The TPC Contact Zone: Preparing Graduate Student Instructors for Students’ Writing Realities
by Anna D’Orazio, Katie Monthie, Brooke Boling, and Alex Evans | Xchanges 19.1, Spring 2025
Contents
Practical Strategies
Addressing these thorny problems for new teachers of TPC is not an easy task. Even for more established TPC instructors, Doan argues that there exists a disconnect between genre-focused instruction and pedagogy, as genre theory has “not always translated into actionable pedagogical methods that enable students to learn how to solve problems using workplace documents” (Doan 24). The most obvious solutions, which we have derived from already-existing graduate student training on teaching FYC—new teacher orientations, regular professional development, mentorship models, and such—are time-, labor-, and resource-intensive, particularly for programs that would be building such structures essentially from scratch. Even better would be the involvement of a broader range of stakeholders—discipline- and industry-specific experts as well as TPC researchers and faculty—both in the development of the curriculum and in the development of the instructors most likely to be delivering it. Such an approach productively draws from WAC/WID models that bring together faculty from across institutions to support students’ disciplinary writing practices, but again, finding the resources to develop and sustain such programs is a challenge at many institutions. What is especially difficult for GSIs is that while they might have an awareness of these programmatic or institutional solutions, they are often poorly positioned to instigate these kinds of changes, both due to their temporary positions within programs and their relative lack of power or connections within the broader institution. In TPC programs that rely heavily on graduate student labor to teach courses, administrators should be mindful of this and actively solicit these instructors’ feedback and ideas as they plan for programmatic and curricular changes.
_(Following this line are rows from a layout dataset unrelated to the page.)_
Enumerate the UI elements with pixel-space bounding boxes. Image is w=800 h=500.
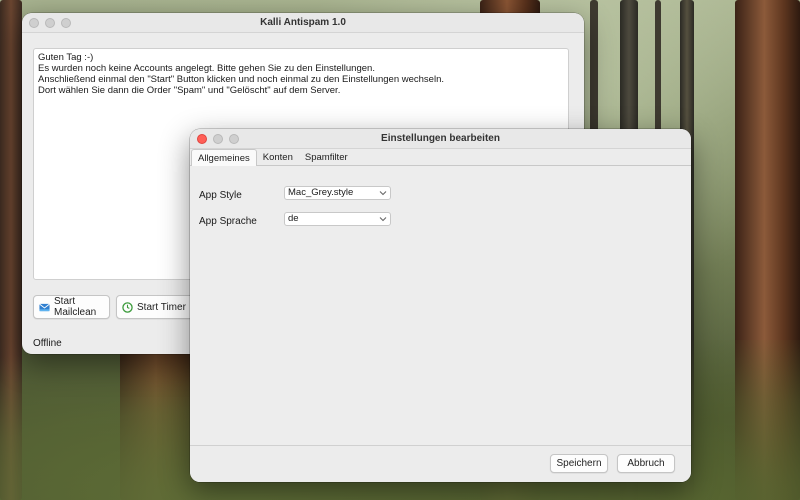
- app-language-select[interactable]: de: [284, 212, 391, 226]
- tab-spamfilter[interactable]: Spamfilter: [299, 149, 354, 165]
- settings-footer: Speichern Abbruch: [190, 445, 691, 482]
- close-button[interactable]: [29, 18, 39, 28]
- zoom-button[interactable]: [229, 134, 239, 144]
- start-mailclean-button[interactable]: Start Mailclean: [33, 295, 110, 319]
- app-language-value: de: [288, 213, 299, 224]
- app-style-label: App Style: [199, 190, 242, 201]
- timer-icon: [122, 301, 133, 313]
- close-button[interactable]: [197, 134, 207, 144]
- log-line: Es wurden noch keine Accounts angelegt. …: [38, 63, 375, 74]
- minimize-button[interactable]: [213, 134, 223, 144]
- log-line: Anschließend einmal den "Start" Button k…: [38, 74, 444, 85]
- log-line: Dort wählen Sie dann die Order "Spam" un…: [38, 85, 341, 96]
- tab-konten[interactable]: Konten: [257, 149, 299, 165]
- log-line: Guten Tag :-): [38, 52, 94, 63]
- tab-allgemeines[interactable]: Allgemeines: [191, 149, 257, 167]
- chevron-down-icon: [379, 217, 387, 222]
- start-timer-label: Start Timer: [137, 301, 186, 313]
- save-button[interactable]: Speichern: [550, 454, 608, 473]
- window-title: Einstellungen bearbeiten: [381, 133, 500, 144]
- general-settings-pane: App Style Mac_Grey.style App Sprache de: [190, 166, 691, 445]
- connection-status: Offline: [33, 338, 62, 349]
- app-style-value: Mac_Grey.style: [288, 187, 354, 198]
- window-title: Kalli Antispam 1.0: [260, 17, 346, 28]
- window-controls: [197, 134, 239, 144]
- settings-titlebar[interactable]: Einstellungen bearbeiten: [190, 129, 691, 149]
- window-controls: [29, 18, 71, 28]
- cancel-button[interactable]: Abbruch: [617, 454, 675, 473]
- main-titlebar[interactable]: Kalli Antispam 1.0: [22, 13, 584, 33]
- chevron-down-icon: [379, 191, 387, 196]
- app-language-label: App Sprache: [199, 216, 257, 227]
- app-style-select[interactable]: Mac_Grey.style: [284, 186, 391, 200]
- settings-tab-bar: Allgemeines Konten Spamfilter: [190, 149, 691, 167]
- start-mailclean-label: Start Mailclean: [54, 296, 97, 318]
- mail-clean-icon: [39, 303, 50, 311]
- start-timer-button[interactable]: Start Timer: [116, 295, 196, 319]
- zoom-button[interactable]: [61, 18, 71, 28]
- minimize-button[interactable]: [45, 18, 55, 28]
- settings-window: Einstellungen bearbeiten Allgemeines Kon…: [190, 129, 691, 482]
Given these systemic issues, it can be overwhelming for GSIs with limited TPC experience to determine best practices for their courses. That said, we find that there are practical strategies that can be used to bridge the gap between a lack of genre-specific knowledge and what FYC teachers are more familiar with. For instance, discourse communities, which are typically taught in FYC courses, can be a powerful way to help students engage with their own writing and practice metacognition and audience analysis. Teaching students to investigate their professional discourse communities can also empower them to better engage with unfamiliar genres in familiar and unfamiliar settings. This strategy encourages students to consider themselves as experts in their own field and allows the GSI to become a coach in the writing process.
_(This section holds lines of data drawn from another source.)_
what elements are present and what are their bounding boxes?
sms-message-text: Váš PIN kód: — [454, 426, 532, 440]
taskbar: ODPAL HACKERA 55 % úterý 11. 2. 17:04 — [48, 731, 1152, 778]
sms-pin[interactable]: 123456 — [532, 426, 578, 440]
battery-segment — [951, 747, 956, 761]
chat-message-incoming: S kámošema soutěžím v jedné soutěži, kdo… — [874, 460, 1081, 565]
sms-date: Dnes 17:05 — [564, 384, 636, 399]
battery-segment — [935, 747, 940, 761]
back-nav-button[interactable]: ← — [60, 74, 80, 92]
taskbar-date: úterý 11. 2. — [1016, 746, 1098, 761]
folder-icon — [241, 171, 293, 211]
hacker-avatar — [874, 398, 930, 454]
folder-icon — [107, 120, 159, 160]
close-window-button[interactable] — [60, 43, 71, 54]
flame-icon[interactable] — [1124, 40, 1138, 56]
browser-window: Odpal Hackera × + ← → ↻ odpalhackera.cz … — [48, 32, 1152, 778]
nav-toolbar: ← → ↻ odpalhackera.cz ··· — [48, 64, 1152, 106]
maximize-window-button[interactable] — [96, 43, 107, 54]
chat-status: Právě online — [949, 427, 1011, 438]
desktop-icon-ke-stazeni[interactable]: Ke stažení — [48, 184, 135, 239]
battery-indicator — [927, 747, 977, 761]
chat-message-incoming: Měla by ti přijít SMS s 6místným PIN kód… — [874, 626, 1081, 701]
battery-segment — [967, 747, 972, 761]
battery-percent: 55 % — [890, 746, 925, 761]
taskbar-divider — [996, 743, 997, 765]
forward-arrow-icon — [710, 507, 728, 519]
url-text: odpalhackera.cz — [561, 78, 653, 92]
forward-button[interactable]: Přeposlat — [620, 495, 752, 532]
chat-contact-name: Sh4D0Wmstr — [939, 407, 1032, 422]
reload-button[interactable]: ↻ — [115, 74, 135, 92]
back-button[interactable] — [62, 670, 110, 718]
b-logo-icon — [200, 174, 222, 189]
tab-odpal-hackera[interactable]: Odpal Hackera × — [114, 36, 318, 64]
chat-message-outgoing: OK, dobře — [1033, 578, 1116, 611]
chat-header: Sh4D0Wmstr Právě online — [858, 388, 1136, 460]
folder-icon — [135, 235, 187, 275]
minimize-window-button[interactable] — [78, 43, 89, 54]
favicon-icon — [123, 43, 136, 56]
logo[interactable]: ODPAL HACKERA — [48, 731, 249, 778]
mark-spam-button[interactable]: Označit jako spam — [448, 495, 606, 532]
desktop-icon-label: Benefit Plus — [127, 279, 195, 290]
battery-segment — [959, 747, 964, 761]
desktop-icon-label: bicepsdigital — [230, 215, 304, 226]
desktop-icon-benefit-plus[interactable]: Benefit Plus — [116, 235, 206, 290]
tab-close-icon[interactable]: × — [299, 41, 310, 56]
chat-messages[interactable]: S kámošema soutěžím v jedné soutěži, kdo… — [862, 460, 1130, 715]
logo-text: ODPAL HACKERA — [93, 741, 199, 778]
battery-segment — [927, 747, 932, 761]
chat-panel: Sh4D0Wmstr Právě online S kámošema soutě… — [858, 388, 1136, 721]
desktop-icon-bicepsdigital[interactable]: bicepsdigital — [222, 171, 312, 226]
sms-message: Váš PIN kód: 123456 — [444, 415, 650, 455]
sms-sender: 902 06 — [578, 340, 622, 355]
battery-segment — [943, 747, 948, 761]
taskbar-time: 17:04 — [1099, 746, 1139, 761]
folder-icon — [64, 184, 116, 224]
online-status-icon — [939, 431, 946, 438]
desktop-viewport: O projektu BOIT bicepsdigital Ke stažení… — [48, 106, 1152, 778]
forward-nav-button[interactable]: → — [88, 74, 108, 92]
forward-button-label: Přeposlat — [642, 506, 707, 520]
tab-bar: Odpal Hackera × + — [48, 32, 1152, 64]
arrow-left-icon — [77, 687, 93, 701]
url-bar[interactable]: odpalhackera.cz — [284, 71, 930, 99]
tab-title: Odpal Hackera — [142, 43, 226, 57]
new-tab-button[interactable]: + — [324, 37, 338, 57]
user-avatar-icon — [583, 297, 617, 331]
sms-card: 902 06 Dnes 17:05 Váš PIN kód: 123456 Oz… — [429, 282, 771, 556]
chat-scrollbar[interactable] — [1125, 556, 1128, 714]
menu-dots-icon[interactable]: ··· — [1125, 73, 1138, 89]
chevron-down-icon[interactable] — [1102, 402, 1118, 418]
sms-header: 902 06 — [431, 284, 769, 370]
In lieu of practical expertise with TPC contexts, GSIs may benefit from turning to reflections as a component of assessment, particularly for major assignments. While instructors will always need to grade student work based upon their context-specific institutional and departmental standards, we suggest utilizing a flexible grading ethos in TPC classrooms. This ethos necessitates a grading heuristic that grades student work not on what the instructor views as a universal professional “style and correctness,” but rather, assesses work upon students’ metacognitive reflections about how and why their submitted assignment reflects their community’s discourse practices (Elliot 47). In our own TPC classrooms, we typically ask students to submit a memo or cover letter alongside their genre-specific assignment. In these reflective assignments, students consider the rhetorical choices they made and why they made those choices in the submitted assignment, identifying how their rhetorical choices successfully capture their discourse community’s writing practices. Such a reflection is standard in FYC to facilitate transfer (Robertson, Yancey, & Taczak) and to give students working on non-written texts the ability to share their understanding of the social and rhetorical contexts for their work (Shipka). When applying this assignment to the TPC classroom, students are encouraged to become more aware of what it means to write in their professional workplace, while also giving instructors a place to begin assessing their work based upon the discourse traits described.
Our assessment practice is ultimately guided, again, by the notion that the TPC classroom is a contact zone. We believe our assessment practices should not apply a universal maxim or suggest, even inadvertently, that students are writing in an insufficient way when we may not possess sufficient knowledge of their discourse communities’ writing expectations. Ultimately, future research must better attune to assessment methods in TPC. To date, Margaret N. Hundleby and Jo Allen’s 2010 Assessment in Technical Communication is the only edited collection about TPC assessment, suggesting the TPC field has long “suffered from irregular attention, uncertainty about authentic strategies, and muddled identification of aims” when setting expectations for assessing TPC student work (Elliot 45). No matter the assessment styles used, the most valuable focus for GSIs would be to help students analyze their own discourse communities and practice audience analysis. This allows GSIs to do what they do best: guiding students toward a metacognitive understanding of their needed genres and allowing students to take control of their own learning.